The butterfly pea flower powder is water soluble and it is free of calories, fat and sugar. The blue color is from the main
ingredient anthocyanin. PH value can change the color of butterfly pea flower powder in the solution. When the solution is acidic,the color will change to purple, even red; while the solution is alkaline, the color will be green.
Butterfly pea flower powder has a lot of health benefits, including enhancing memory, nootropic, antistress, anxiolytic,
antidepressant and sedative effects, so it is also a great material for dietary supplements.

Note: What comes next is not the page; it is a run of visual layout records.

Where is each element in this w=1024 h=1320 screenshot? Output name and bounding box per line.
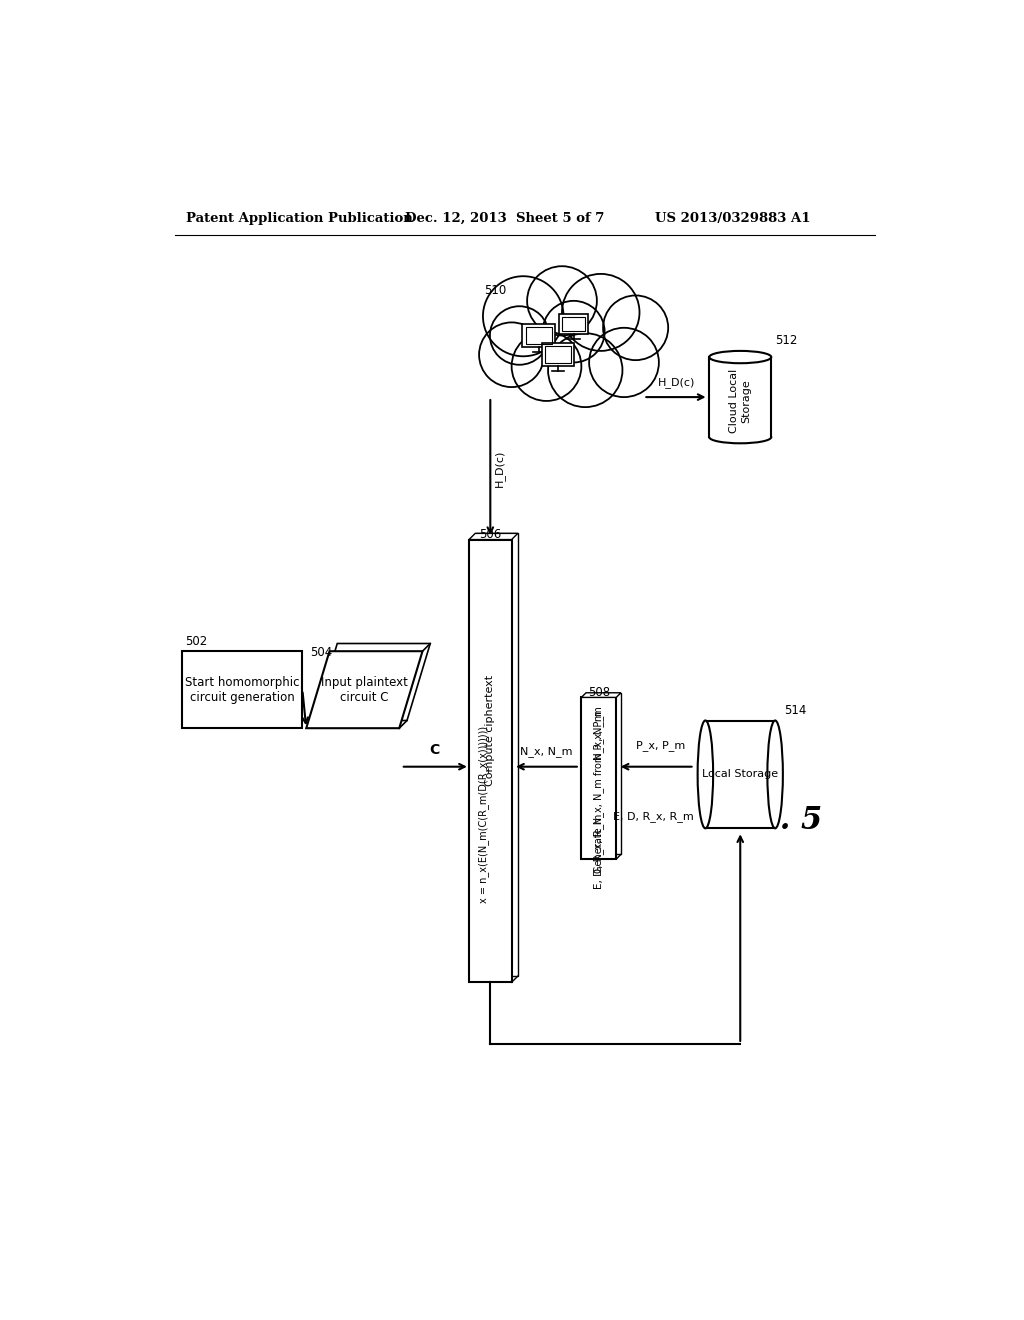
Text: E, D, R_x, R_m: E, D, R_x, R_m bbox=[613, 812, 693, 822]
Text: Start homomorphic
circuit generation: Start homomorphic circuit generation bbox=[185, 676, 300, 704]
Bar bbox=[542, 343, 574, 367]
Text: Dec. 12, 2013  Sheet 5 of 7: Dec. 12, 2013 Sheet 5 of 7 bbox=[406, 213, 605, 224]
Text: Compute ciphertext: Compute ciphertext bbox=[485, 675, 496, 785]
Text: 512: 512 bbox=[775, 334, 798, 347]
Text: C: C bbox=[429, 743, 439, 758]
Bar bbox=[522, 323, 555, 347]
Text: Cloud Local
Storage: Cloud Local Storage bbox=[729, 368, 751, 433]
Ellipse shape bbox=[710, 432, 771, 444]
Polygon shape bbox=[314, 644, 430, 721]
Bar bbox=[582, 697, 616, 859]
Text: 514: 514 bbox=[784, 704, 807, 717]
Bar bbox=[525, 327, 552, 345]
Circle shape bbox=[489, 306, 549, 364]
Ellipse shape bbox=[710, 351, 771, 363]
Bar bbox=[475, 533, 518, 977]
Bar bbox=[545, 346, 571, 363]
Circle shape bbox=[527, 267, 597, 335]
Text: H_D(c): H_D(c) bbox=[495, 450, 505, 487]
Text: P_x, P_m: P_x, P_m bbox=[636, 741, 685, 751]
Ellipse shape bbox=[767, 721, 783, 829]
Circle shape bbox=[512, 331, 582, 401]
Bar bbox=[586, 693, 621, 854]
Text: 502: 502 bbox=[185, 635, 208, 648]
Bar bbox=[469, 540, 512, 982]
Polygon shape bbox=[306, 651, 423, 729]
Text: N_x, N_m: N_x, N_m bbox=[593, 711, 604, 760]
Ellipse shape bbox=[697, 721, 713, 829]
Bar bbox=[710, 358, 771, 437]
Text: Patent Application Publication: Patent Application Publication bbox=[186, 213, 413, 224]
Circle shape bbox=[589, 327, 658, 397]
Text: 508: 508 bbox=[588, 686, 610, 698]
Text: FIG. 5: FIG. 5 bbox=[720, 805, 823, 836]
Circle shape bbox=[479, 322, 544, 387]
Text: N_x, N_m: N_x, N_m bbox=[520, 747, 572, 758]
Polygon shape bbox=[582, 693, 621, 697]
Text: Local Storage: Local Storage bbox=[702, 770, 778, 779]
Text: US 2013/0329883 A1: US 2013/0329883 A1 bbox=[655, 213, 811, 224]
Circle shape bbox=[483, 276, 563, 356]
Bar bbox=[706, 721, 775, 829]
Circle shape bbox=[562, 275, 640, 351]
Circle shape bbox=[603, 296, 669, 360]
Text: 510: 510 bbox=[484, 284, 507, 297]
Text: E, D, R_x, R_m: E, D, R_x, R_m bbox=[593, 813, 604, 890]
Circle shape bbox=[543, 301, 604, 363]
Bar bbox=[559, 314, 589, 334]
Text: 504: 504 bbox=[310, 645, 333, 659]
Bar bbox=[182, 651, 302, 729]
Text: 506: 506 bbox=[479, 528, 502, 541]
Bar bbox=[562, 317, 586, 331]
Text: H_D(c): H_D(c) bbox=[657, 378, 695, 388]
Polygon shape bbox=[469, 533, 518, 540]
Circle shape bbox=[548, 333, 623, 407]
Text: x = n_x(E(N_m(C(R_m(D(R_x(x))))))): x = n_x(E(N_m(C(R_m(D(R_x(x))))))) bbox=[478, 726, 488, 903]
Text: Generate N_x, N_m from P_x, P_m: Generate N_x, N_m from P_x, P_m bbox=[593, 706, 604, 873]
Text: Input plaintext
circuit C: Input plaintext circuit C bbox=[321, 676, 408, 704]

Product Name: | Butterfly Pea Powder | Part Used: | Flowers |
Latin Name: | Clitoria ternatea Linn | Expiration Date : | 2 Years |
ITEMS | STANDARDS | METHOD |
Physicalandchemicalanalysis: | ||
Description | Blue Powder | Visual |
Mesh Size | 100% pass 80 mesh | CP2015 |
Ash Content | ≤5.0% | CP2015 |
Loss on Drying | ≤5.0% | CP2015 |
Residue analysis: | ||
Heavy Metal | ≤10ppm | CP2015 |
Pb | ≤2ppm | GB/T 5009.12-2003 |
As | ≤2ppm | GB/T 5009.11-2003 |
Hg | ≤2ppm | GB/T 5009.15-2003 |
Cd | ≤2ppm | GB/T 5009.17-2003 |
Solvents Residue | Meet Eur.Ph.7.0 <5.4> | Eur.Ph 7.0<2.4.24> |
Pesticides Residue | Meet USP Requirements | USP34 <561> |
Microbiological: | ||
Total Plate Count | ≤1000cfu/g | CP2015 |
Yeast&Mold | ≤100cfu/g | CP2015 |
E.coil | Negative | CP2015 |
Salmonella | Negative | CP2015 |
1.Butterfly pea powder is a natural anti-oxidant
2.Butterfly pea powder can improves blood circulation.
3.Helps prevent hair loss and graying hair.
4.Butter pea Powder can Cleanses blood
5.butterfly pea powder can improves night vision
6.butterfly pea powder is natural food pigment
1.In Southeast Asia the flower is used as a natural food colouring.
2.In Malay cooking, an aqueous extract is used to colour glutinous rice for kuih ketan (also known as pulut tai tai or pulut tekan in Peranakan/Nyonya cooking) and in nyonya chang.
3.In Kelantan, east part of Malaysia, by adding a few buds of this flower in a pot while cooking white rice will add bluish tinton the rice which is served with other side dishes and such meal is called nasi kerabu.
4.In Thailand, a syrupy blue drink is made called nam dok anchan , it is sometimes consumed with a drop of sweet lime juice to increase acidity and turn the juice into pink-purple.
5.In Burmese and Thai cuisines, the flowers are also dipped in batter and fried.
6.Butterfly pea flower tea is made from the ternatea flowers and dried lemongrass and changes color depending on what is added to the liquid, with lemon juice turning it purple.